REVIEW : GILMORE TRAIL – IMPERMANANCE (2022)

Gilmore Trail are an instrumental rock band from Sheffield, consisting of Bob Brown on drums, David Ivall and Danny Mills on guitar, and Joe Richards on bass. Formed by Mills and original drummer Sam Ainger, the band is named after a trail in Alaska, a route recommended for best experiencing the Northern Lights. Their music has been described as bearing both the intricacy of progressive rock and the atmosphere of post-rock. The band’s first release was the “Circle of Least Confusion” EP just over a decade ago. Since then, they have released two albums

`Sailing Stones` and `The Floating World`, a single `Twin Peaks` and now their third album ‘Impermanence’ is out this month. A record about change, transition, and uncertainty, the seven tracks of ‘Impermanence’ each respond to these core themes with songs inspired by legacy, family, history, philosophy, and the natural world.

The album opens with `Ruins` which is a personal reflection on where the band stood as their drummer left and things didn`t seem that hopeful. It opens quietly with some intricate guitar chords almost layered atop a guiding drum base. It picks up pace as if heading to war and there is a section, a kind of respite midway as almost in anticipation of what`s to follow. The final part is more belligerent almost a reconciliation of what has happened, accepting where they find themselves and unified to challenge what the future holds. A number that i`m sure they found quite cathartic.

I read that `Distant Reflection` is a rumination on devastating family losses to dementia. It begins quite mesmerisingly with a rolled drum beat and distant guitar chord riffs. It then builds in volume and structure in the latter segment before almost fading out, a quite reflective piece. Sally Blyth (a sound practitioner in Sheffield) provided singing bowls signatures.
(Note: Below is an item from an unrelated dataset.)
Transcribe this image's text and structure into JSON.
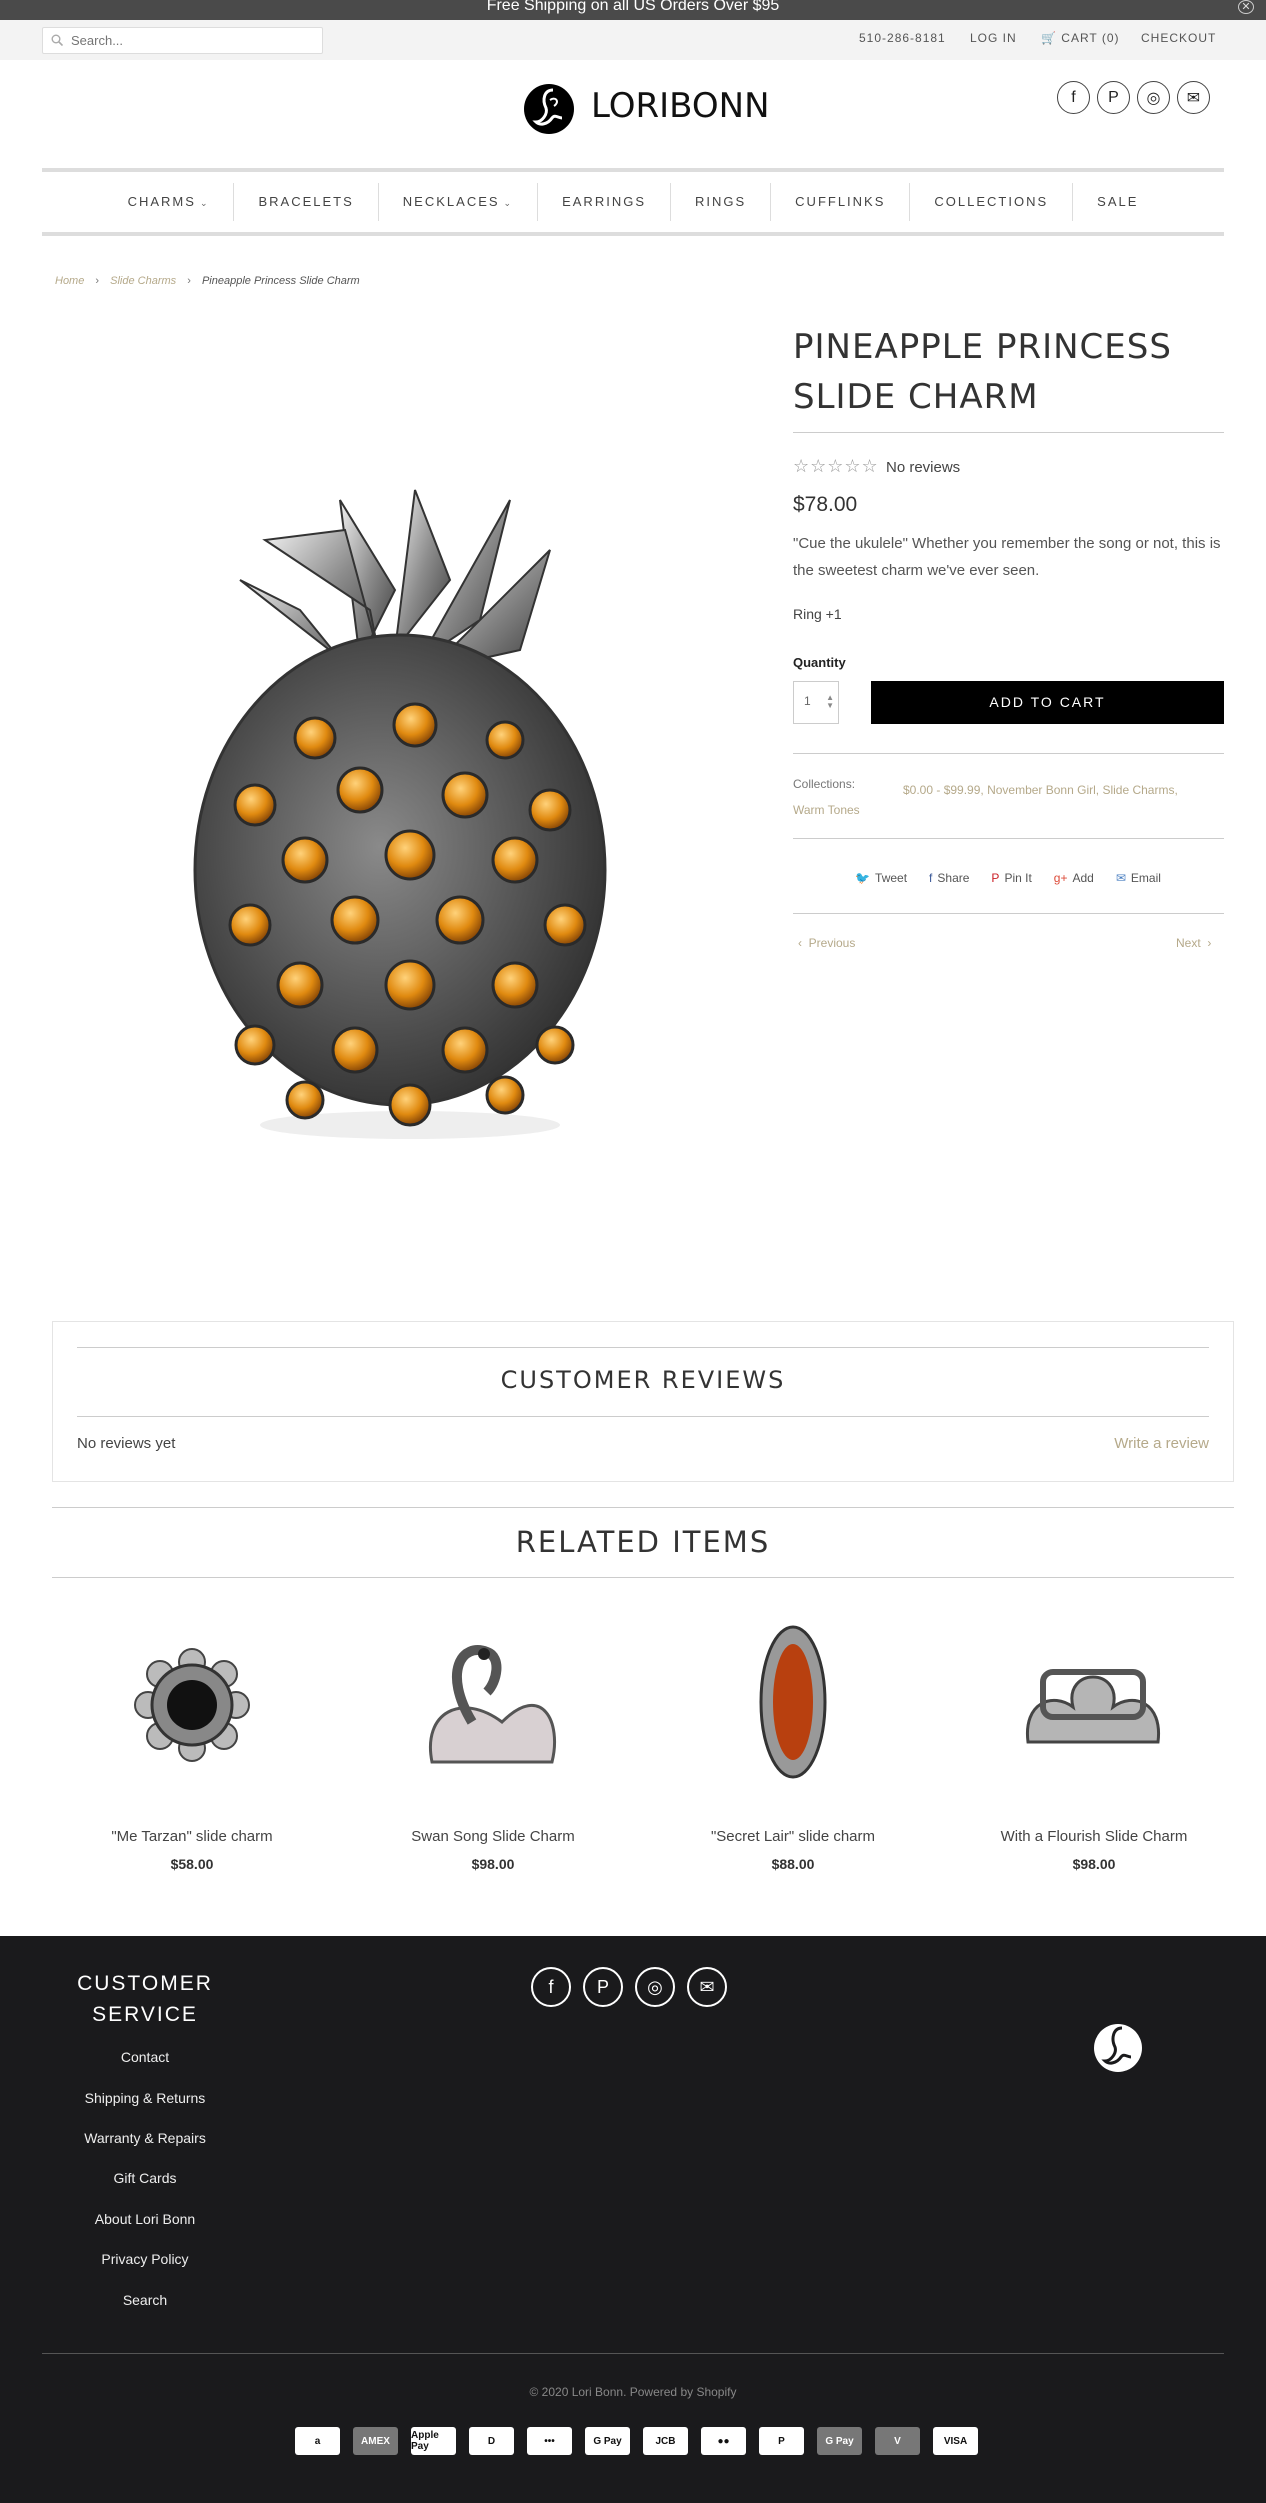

`Convalescence` is a brief quite reflective soundscape, a quite recuperative offering as the title suggests. The band took inspiration for `Echoes Of Solitude` from the 52-hertz Whale. One of the natural world’s most beautiful and mysterious living wonders, better known as ‘the lonely whale`. The marine mammal sings at a pitch its peers will never be able to understand and is destined to explore the deep alone for its entire lifetime. As it begins it seems to reflect the solitude of this creature with synthesiser hues before grinding guitars join in and it becomes a little more tumultuous. At the mid pint we hear waves breaking, followed by shimmering guitar chords which seem to express the forlorn nature of this mammal. We have dreamy saxophone swathes supplied by Martin Archer and what sounds like a chiming percussive triangle. The final minutes become a real cacophony of sound with some delightful saxophone undulations and grinding guitar riffs that really paints a picture of this loneliest creature on earth.

`The Zone Of Silence` (La Zona del Silencio) pays reference to a desert patch near the Bolsón de Mapimí in Durango. Mexico steeped in legends of magnetic anomalies and wildlife mutation. The track, like the area is quite an anomaly. It opens quite gently with a constant leading guitar riff and another more complex one alongside with a directing drum beat before becoming fairly dreamy and questioning. It then almost veers of to another world before gaining a urgent resonance with pounding drums and grinding guitar riffs almost akin to interference from outside. It almost halts before a reverberating bass line takes control and escorts us to safety and along a winding path of controlled sound.   

The band have stated that ‘Nocturne’ represents a moment of calm. On the album, it follows the heaviest music we’ve ever written – as ‘The Zone of Silence’ reaches its peak, there was nothing left for us to do but seek shelter.”. The band continued, “We live in difficult times. ‘Nocturne’ is our reminder that even when surrounded by darkness, there’ll be light at the end if you can weather the storm. Nothing lasts forever, so we hope it provides a few minutes of peace.” The track begins with a crack of thunder before tenderly shared almost shimmering guitar chords and what sounds like some orchestrated string arrangement. Wonderfully ethereal and thought provoking.

Title track ‘Impermanence’ closes out this opus. I have to admit that i googled the word to discover that it refers to “the state or fact of lasting for only a limited period of time”. It seems to suggest something that`s always changing, undergoing rebirth and redeath. The track is a charmingly atmospheric composition which again opens softly, unfolds into a dreamy entrancing soundscape before bursting almost to life with a much more insistent tempo which continues until it ends abruptly.  

I usually find instrumental albums too hard to review and if i`m honest I just delete them but something rally gelled with Gilmore Trail. The album isn`t a concept album but does have certain topics that are linked throughout. I found myself being drawn into the majority of the tracks shared, only to discover the number over and I’d just savoured nearly ten minutes almost in another dimension. There`s a wonderful contemplative ambience about ‘Impermanence’.

Make the time and effort to listen to ‘Impermanence’ it will certainly arouse your auditory senses.